Satiriasi

Definizione

La satiriasi è un termine usato in passato, indicante l’aumento in modo morboso nel maschio dell’istinto sessuale. La satiriasi è una forte accentuazione quantitativa della sessualità nell’uomo, una sorta di esaltazione degli impulsi sessuali che spinge esso alla continua ricerca di nuove partner, ma che in realtà serve solo ad alleviare i tumulti psichici interni. Il termine satiriasi non viene più utilizzato a livello scientifico, ed è stato sostituito dal concetto di ipersessualità. Questa ipersessualità è accompagnata dalla perdita di inibizioni, ed è contraddistinta da continue manifestazioni di seduzione, provocazione, desiderio e fisiologia sessuale, tanto da assumere caratteristiche psicopatologiche.

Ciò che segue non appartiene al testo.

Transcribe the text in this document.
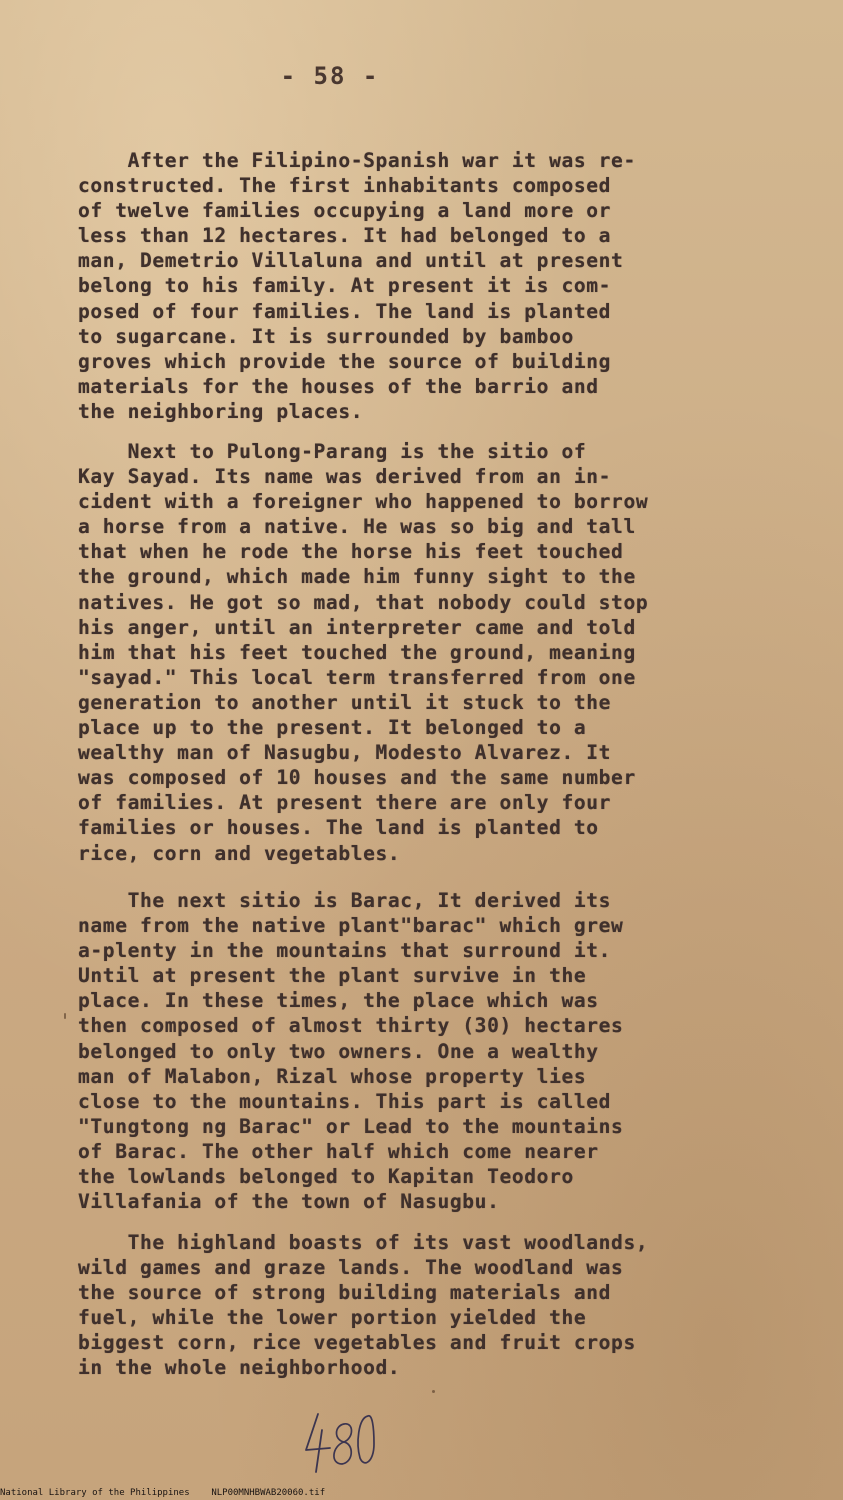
- 58 -
After the Filipino-Spanish war it was re-
constructed. The first inhabitants composed
of twelve families occupying a land more or
less than 12 hectares. It had belonged to a
man, Demetrio Villaluna and until at present
belong to his family. At present it is com-
posed of four families. The land is planted
to sugarcane. It is surrounded by bamboo
groves which provide the source of building
materials for the houses of the barrio and
the neighboring places.
Next to Pulong-Parang is the sitio of
Kay Sayad. Its name was derived from an in-
cident with a foreigner who happened to borrow
a horse from a native. He was so big and tall
that when he rode the horse his feet touched
the ground, which made him funny sight to the
natives. He got so mad, that nobody could stop
his anger, until an interpreter came and told
him that his feet touched the ground, meaning
"sayad." This local term transferred from one
generation to another until it stuck to the
place up to the present. It belonged to a
wealthy man of Nasugbu, Modesto Alvarez. It
was composed of 10 houses and the same number
of families. At present there are only four
families or houses. The land is planted to
rice, corn and vegetables.
The next sitio is Barac, It derived its
name from the native plant"barac" which grew
a-plenty in the mountains that surround it.
Until at present the plant survive in the
place. In these times, the place which was
then composed of almost thirty (30) hectares
belonged to only two owners. One a wealthy
man of Malabon, Rizal whose property lies
close to the mountains. This part is called
"Tungtong ng Barac" or Lead to the mountains
of Barac. The other half which come nearer
the lowlands belonged to Kapitan Teodoro
Villafania of the town of Nasugbu.
The highland boasts of its vast woodlands,
wild games and graze lands. The woodland was
the source of strong building materials and
fuel, while the lower portion yielded the
biggest corn, rice vegetables and fruit crops
in the whole neighborhood.
National Library of the Philippines    NLP00MNHBWAB20060.tif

Questa situazione prende il sopravvento su quasi tutti gli spazi della vita, mettendo in discussione la sfera sociale, familiare, affettiva e lavorativa. Con tale sessualità diffusa sembrerebbe che la persona cerchi di esprimere a livello sessuale una insoddisfazione psico-fisica. La persona affetta da ipersessualità cercherebbe in questo modo il continuo contatto sessuale non per ricercare nuove sensazioni e piaceri, ma per avere un soddisfacimento psichico e fisico che non riesce mai a raggiungere. La causa, secondo alcuni clinici, può essere dovuta a traumi o disturbi di tipo psichico ma, più in generale, è sconosciuta. Il passaggio da una donna a un altra è così dovuto alla convinzione che il motivo dell’insoddisfazione sia legato alla partner e non ad una situazione interna di disagio. Le conseguenze di una dipendenza sessuale possono essere molteplici, ma non necessariamente si presentano contemporaneamente in tutti i soggetti, inoltre possono essere più o meno accentuate a seconda del livello, della gravità e del tipo di dipendenza. Tra le conseguenze indotte dalla dipendenza sessuale possono essere citate:

  • Stress fisico;
  • Deterioramento delle relazioni sociali;
  • Diminuzione della memoria a breve termine e di sintesi;
  • Opacità cognitiva e diminuzione delle abilità cognitive quali: intuito, astrazione, sintesi, creatività, concentrazione;
  • Diminuzione del rendimento fisico e/o stanchezza cronica;
  • Alterazione del sonno;
  • Aumento dell’ansia, senso di frustrazione, apatia;
  • Disorientamento progettuale: incapacità di operare scelte importanti o di cambiamento;
  • Svalutazione di sé, tristezza, malinconia e depressione; irrequietezza; isolamento sociale;
  • Saturazione attrattiva e affettiva, difficoltà di innamoramento;
  • Variazione delle consuete relazioni sessuali: il soggetto cerca di ricreare con il proprio partner uno schema osceno.

Esistono diverse associazioni che utilizzano il metodo della terapia di “auto aiuto” di gruppo per tematiche relative alla dipendenza dal sesso e ipersessualità e molti componenti dichiarano di aver ottenuto buoni risultati con il metodo dei gruppi di sostegno.